Exploratory testing

Lately, I’ve been thinking a lot about the role of conventional QA engineers on agile projects. In my earlier post on this topic, I concluded that there is less need for non-coding QA specialists on agile teams, but that the skills that such a person brings to the table are still necessary.
In a recent column over at StickyMinds.com, titled Does Exploratory Testing Have A Place On Agile Teams?, Johanna Rothman writes the following:

Agile projects require true generalists as testers: people who have requirements-, design-, and code-understanding skills. Without those skills, they can’t think critically enough about the product under development, and they might not be able to create enough variety of tests. If they understand the requirements, design, and code, they can turn that understanding into crafty tests. Some of those tests will be exploratory. Even some of the exploratory tests will need to be automated in order to repeat them. And, I’ve seen great testers on agile projects who can quickly create automated tests to do some of their exploration.

I read that as a confirmation of my thinking. Coders can indeed do testing, but it takes someone on the team who has the big picture in mind in order to do good exploratory testing. QA generalists are needed to do this work.

One thought on “Exploratory testing”

  1. I disagree that explorers MUST BE testing generalists. Exploratory testing involves two concepts: testing and exploration.
    Testing is an empirical search for information about the quality of a product or service. We can do testing in a scripted way, that does all the thinking during test creation and mechanizes the execution, or we can do testing in an exploratory way (blending thoughtful design, research and execution into an always cognitively-active process). Obviously, real-life testing is often done somewhere between these extremes, as a blend of activities of different styles. Similarly, testing can be done with different scopes, from system testing through unit testing, and the style can still range from exploratory to scripted. And we have a wide array of tools to do computer-assisted testing–no one knows how to automate testing, we only know how to automate some parts of the task. The tools can support exploratory or scripted activities.
    Programmers understand many of a project’s risks. They are probably better equipped to create thoughtful tests to explore those risks than non-programmers.
    Other people are more focused on the integration of the software within its environment. They understand devices, communication protocols, cross-platform variables that trip unprepared code, etc. Some of these folks are programmers–some of them write interfaces between the application and the environment. Whether they are programmers or not, these folks are specialists too–I’ve worked with several–but they understand a different body of risks from typical programmers and from typical system-level (user-needs oriented) testers.
    Similarly, we know specialists in performance evaluation and security evaluation. Some are programmers, some not.
    All of these folks, along with the system-level software validators, can test in a scripted way or an exploratory way.
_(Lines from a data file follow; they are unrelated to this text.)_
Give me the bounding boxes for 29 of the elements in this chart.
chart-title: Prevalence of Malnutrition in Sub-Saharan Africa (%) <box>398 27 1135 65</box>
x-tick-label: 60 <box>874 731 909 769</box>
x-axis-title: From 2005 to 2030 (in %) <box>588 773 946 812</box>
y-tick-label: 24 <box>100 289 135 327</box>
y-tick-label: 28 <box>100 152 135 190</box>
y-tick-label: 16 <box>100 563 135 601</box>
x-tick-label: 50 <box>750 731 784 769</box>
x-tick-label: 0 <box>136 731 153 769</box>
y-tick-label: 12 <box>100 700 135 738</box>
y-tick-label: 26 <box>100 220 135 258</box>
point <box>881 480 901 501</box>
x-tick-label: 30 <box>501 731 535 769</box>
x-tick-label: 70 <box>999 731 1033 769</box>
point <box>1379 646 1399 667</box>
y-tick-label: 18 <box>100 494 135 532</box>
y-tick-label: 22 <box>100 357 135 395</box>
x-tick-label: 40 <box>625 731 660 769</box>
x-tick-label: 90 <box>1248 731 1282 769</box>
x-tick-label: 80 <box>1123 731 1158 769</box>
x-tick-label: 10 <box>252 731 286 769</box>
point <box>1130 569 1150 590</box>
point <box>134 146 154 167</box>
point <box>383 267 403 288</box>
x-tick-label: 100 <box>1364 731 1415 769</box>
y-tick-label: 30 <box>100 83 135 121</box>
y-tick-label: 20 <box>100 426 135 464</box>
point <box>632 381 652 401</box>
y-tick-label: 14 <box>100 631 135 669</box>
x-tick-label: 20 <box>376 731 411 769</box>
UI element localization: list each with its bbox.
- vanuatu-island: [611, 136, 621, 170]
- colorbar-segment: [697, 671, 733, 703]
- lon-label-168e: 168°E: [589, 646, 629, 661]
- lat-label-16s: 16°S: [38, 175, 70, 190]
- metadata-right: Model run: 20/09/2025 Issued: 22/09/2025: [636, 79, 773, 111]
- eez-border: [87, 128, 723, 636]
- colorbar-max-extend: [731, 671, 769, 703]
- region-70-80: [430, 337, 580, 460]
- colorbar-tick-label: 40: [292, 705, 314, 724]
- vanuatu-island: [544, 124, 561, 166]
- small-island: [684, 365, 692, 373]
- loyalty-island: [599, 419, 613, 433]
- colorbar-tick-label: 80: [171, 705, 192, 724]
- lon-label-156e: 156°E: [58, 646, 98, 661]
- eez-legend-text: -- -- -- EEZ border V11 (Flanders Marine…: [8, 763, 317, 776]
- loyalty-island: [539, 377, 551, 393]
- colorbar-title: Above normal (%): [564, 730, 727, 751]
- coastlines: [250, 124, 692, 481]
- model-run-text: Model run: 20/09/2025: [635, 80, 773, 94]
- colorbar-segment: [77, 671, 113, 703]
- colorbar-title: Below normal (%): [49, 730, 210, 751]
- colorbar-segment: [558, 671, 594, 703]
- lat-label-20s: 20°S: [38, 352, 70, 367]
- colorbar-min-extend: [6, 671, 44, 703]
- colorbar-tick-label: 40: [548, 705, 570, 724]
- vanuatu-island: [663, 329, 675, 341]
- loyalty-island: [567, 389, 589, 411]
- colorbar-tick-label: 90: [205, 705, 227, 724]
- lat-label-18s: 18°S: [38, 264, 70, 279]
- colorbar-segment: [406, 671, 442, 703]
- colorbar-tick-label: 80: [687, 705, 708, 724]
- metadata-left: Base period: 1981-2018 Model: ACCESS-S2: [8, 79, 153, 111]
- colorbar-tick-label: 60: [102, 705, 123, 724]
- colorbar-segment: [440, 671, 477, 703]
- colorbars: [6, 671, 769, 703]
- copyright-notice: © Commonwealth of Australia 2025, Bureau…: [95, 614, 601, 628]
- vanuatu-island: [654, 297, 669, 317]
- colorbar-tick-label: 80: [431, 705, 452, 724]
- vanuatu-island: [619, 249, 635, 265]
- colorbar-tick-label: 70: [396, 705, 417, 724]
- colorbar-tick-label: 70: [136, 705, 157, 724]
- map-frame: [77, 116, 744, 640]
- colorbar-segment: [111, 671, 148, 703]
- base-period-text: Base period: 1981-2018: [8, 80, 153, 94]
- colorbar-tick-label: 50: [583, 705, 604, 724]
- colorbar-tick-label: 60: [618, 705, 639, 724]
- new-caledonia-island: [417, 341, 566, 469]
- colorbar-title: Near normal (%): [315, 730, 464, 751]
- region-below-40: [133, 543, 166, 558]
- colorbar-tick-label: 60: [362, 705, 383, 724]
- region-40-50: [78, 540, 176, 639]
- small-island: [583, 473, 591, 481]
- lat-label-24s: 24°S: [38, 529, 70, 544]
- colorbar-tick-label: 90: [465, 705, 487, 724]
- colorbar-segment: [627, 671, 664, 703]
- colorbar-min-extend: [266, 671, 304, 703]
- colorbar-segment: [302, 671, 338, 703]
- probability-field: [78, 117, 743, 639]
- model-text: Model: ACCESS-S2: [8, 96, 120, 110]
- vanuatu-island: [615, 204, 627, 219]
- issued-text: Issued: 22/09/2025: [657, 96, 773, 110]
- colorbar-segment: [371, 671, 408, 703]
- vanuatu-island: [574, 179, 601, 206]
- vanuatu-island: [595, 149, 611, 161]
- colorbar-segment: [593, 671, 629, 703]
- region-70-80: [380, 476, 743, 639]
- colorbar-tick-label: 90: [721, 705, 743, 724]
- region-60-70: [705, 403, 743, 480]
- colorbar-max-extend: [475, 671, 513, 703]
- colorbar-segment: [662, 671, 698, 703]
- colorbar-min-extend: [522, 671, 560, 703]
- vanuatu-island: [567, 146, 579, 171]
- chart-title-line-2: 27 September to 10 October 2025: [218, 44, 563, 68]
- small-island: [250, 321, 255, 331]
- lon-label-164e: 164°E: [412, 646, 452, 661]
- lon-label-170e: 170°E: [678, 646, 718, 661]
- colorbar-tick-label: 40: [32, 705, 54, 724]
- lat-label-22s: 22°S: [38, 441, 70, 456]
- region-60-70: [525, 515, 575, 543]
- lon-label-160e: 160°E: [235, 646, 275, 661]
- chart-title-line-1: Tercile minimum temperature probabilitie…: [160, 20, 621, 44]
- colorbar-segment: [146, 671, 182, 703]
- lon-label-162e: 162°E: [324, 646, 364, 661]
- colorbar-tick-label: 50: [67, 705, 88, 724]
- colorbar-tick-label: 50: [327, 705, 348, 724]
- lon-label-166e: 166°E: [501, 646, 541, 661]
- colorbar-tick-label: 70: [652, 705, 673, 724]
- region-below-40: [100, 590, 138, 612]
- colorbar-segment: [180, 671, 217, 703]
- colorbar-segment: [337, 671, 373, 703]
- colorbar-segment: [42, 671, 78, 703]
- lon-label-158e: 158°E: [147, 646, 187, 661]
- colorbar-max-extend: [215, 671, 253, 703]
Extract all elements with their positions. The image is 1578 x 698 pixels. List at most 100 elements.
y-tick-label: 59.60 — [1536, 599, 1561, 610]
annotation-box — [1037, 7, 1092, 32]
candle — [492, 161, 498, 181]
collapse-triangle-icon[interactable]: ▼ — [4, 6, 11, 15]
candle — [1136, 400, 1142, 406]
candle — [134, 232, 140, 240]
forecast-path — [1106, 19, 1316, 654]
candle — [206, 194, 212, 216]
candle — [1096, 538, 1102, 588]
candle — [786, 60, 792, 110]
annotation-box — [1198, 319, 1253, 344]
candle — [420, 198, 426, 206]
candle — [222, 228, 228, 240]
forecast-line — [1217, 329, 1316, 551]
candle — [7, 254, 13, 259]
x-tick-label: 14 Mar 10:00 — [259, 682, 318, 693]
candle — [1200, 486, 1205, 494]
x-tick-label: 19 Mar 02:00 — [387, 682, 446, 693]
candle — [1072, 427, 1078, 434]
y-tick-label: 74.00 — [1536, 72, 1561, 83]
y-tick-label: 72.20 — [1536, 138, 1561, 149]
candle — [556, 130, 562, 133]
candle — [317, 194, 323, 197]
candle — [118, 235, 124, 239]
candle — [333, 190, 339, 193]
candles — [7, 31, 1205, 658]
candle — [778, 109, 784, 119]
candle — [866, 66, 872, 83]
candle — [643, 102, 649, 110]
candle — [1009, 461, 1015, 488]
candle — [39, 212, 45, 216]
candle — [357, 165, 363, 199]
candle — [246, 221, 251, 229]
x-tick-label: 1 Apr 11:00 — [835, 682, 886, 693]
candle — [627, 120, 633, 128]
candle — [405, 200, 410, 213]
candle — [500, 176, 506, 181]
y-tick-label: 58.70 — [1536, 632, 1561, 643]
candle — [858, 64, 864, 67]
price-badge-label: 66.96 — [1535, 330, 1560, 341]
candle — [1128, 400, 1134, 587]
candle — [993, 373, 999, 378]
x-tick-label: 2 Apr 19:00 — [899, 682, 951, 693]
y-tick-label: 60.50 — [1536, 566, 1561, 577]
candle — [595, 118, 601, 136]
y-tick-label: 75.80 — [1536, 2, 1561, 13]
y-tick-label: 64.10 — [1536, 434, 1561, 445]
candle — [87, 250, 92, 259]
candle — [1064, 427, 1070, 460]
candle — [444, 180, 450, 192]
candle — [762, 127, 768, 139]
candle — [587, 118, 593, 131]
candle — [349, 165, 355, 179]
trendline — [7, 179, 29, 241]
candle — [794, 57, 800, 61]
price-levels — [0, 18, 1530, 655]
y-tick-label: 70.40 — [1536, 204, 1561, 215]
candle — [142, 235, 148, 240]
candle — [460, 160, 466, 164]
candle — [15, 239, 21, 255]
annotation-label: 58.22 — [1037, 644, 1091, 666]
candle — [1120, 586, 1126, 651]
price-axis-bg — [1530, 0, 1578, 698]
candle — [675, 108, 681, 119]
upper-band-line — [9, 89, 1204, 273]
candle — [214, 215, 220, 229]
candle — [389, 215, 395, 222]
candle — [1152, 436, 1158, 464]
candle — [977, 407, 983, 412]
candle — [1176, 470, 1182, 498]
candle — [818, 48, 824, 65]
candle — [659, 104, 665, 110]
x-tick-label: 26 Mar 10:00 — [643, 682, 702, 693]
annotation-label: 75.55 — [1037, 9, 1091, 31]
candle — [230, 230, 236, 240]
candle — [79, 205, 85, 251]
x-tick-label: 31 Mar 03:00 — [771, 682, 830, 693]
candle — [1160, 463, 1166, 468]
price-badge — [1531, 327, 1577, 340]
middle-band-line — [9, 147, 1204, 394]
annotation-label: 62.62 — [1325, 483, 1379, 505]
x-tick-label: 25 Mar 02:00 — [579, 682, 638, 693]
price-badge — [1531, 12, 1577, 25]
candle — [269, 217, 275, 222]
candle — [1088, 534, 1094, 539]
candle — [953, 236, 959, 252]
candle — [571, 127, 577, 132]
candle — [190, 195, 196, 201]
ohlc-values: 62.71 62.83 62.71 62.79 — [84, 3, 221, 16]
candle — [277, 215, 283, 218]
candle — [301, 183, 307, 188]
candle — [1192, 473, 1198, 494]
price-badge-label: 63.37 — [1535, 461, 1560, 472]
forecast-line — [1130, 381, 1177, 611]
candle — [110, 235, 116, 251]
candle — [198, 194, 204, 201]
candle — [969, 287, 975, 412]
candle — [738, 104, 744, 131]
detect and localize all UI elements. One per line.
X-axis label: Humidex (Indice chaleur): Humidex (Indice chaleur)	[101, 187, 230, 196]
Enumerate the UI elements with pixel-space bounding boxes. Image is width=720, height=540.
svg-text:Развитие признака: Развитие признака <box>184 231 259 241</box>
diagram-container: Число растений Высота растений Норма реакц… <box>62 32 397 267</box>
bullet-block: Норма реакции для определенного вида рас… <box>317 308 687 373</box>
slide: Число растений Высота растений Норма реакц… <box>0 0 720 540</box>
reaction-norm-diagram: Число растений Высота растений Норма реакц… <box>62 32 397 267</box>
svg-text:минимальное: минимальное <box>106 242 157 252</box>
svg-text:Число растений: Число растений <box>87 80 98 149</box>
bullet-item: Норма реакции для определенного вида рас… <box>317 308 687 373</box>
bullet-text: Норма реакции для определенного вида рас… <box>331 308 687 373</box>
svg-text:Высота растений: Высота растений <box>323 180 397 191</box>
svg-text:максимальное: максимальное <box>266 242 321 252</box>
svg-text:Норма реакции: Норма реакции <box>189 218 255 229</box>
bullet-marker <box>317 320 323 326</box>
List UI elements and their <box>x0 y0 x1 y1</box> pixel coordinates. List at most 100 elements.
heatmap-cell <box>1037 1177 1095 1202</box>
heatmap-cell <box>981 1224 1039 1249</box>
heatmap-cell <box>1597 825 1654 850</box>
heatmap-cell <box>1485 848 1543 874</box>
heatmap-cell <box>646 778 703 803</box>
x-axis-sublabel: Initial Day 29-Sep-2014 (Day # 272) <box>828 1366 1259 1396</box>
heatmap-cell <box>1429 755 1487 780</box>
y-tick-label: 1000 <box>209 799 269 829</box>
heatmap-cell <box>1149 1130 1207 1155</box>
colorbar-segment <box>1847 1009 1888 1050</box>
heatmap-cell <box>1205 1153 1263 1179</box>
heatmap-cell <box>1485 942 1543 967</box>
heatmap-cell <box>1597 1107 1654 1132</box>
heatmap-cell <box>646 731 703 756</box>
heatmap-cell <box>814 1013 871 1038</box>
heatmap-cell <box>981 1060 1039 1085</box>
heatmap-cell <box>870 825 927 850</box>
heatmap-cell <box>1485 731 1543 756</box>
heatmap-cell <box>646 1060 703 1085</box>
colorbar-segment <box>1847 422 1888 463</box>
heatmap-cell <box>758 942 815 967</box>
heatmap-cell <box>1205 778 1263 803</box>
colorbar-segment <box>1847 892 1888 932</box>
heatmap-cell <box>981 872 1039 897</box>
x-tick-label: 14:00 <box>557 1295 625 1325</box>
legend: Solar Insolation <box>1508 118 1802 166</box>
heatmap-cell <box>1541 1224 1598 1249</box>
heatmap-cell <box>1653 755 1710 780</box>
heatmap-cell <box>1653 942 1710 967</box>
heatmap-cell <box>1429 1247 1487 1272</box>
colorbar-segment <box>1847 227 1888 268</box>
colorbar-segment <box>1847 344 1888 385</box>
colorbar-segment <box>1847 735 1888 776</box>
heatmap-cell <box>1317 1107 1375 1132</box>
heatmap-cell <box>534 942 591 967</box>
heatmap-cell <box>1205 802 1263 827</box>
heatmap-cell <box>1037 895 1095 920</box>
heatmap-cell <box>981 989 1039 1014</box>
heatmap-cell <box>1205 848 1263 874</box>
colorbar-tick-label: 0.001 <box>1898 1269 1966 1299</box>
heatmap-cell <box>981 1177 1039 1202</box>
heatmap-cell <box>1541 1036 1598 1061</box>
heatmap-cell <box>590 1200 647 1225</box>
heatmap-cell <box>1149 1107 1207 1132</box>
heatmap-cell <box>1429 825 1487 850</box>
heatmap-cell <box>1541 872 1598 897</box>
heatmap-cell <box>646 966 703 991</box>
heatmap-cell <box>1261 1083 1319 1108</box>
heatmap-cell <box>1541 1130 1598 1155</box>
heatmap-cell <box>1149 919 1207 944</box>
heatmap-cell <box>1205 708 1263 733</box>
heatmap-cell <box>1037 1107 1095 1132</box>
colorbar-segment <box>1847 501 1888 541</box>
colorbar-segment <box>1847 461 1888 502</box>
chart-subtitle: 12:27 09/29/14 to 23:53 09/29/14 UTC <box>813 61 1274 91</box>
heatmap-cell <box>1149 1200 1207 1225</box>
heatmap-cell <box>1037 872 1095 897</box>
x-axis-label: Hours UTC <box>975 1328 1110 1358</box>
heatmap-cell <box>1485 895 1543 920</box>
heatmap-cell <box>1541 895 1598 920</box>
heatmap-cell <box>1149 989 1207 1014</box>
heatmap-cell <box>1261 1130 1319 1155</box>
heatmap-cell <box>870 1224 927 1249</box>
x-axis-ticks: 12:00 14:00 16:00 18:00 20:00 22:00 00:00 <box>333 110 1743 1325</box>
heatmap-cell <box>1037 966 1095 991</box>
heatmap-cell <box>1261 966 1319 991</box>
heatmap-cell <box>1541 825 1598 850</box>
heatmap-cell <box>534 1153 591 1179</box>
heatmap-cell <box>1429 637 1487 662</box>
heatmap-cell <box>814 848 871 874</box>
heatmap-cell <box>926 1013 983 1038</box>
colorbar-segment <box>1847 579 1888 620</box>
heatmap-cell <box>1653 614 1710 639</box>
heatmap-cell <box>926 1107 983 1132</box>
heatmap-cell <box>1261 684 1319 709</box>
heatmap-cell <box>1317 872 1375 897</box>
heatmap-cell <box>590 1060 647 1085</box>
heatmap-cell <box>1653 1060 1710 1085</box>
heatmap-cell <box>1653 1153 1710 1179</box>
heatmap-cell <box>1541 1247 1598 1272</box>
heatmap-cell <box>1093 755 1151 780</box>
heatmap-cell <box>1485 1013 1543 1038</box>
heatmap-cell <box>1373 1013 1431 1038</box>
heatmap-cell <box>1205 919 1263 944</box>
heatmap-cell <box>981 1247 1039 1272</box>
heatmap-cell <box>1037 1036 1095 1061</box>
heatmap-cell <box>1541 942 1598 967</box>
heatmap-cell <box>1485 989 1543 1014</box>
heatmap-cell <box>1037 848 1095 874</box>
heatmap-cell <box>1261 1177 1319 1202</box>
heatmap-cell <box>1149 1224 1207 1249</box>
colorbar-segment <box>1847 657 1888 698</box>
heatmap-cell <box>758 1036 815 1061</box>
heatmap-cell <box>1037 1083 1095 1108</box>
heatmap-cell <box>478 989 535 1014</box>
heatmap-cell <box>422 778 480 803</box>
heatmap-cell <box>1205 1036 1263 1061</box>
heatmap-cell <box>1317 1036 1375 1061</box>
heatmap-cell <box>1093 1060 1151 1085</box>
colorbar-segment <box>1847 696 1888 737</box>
    • To do good exploratory system validation, it takes someone who has a system-wide view.
    • To do good exploratory interface validation, it takes someone who understands interfaces and the systems, applications and devices your application is attempting to interface with.
    • To do good exploratory performance testing, it takes someone who understands performance modeling and the ways that load interacts with reliability of execution of basic tasks.
    • To do good exploratory run-time code execution testing, it takes someone who knows a lot about debugging tools and implementation-level risks (including those tied to real-time execution, such as unexpected lack of thread-safety).

    Any tester can explore. Any programmer can do exploratory testing. But people will differ, as they explore, in what risks they explore, what tools they will use, what techniques they will apply, and thus what they will learn.
    I think it is as much a mistake to insist that programmers cannot or should not do high-skill exploratory testing as it has been, within so much of the agile community, to denigrate the idea of skilled testing by nonprogrammers and the idea that there could be “generalists” on a project who were non-programmers. These walls are artificial and the prejudices they foster are counterproductive.
    We can say skilled testing generalists can add value to a project without insisting that no one else can do any of what they do or understand what they understand.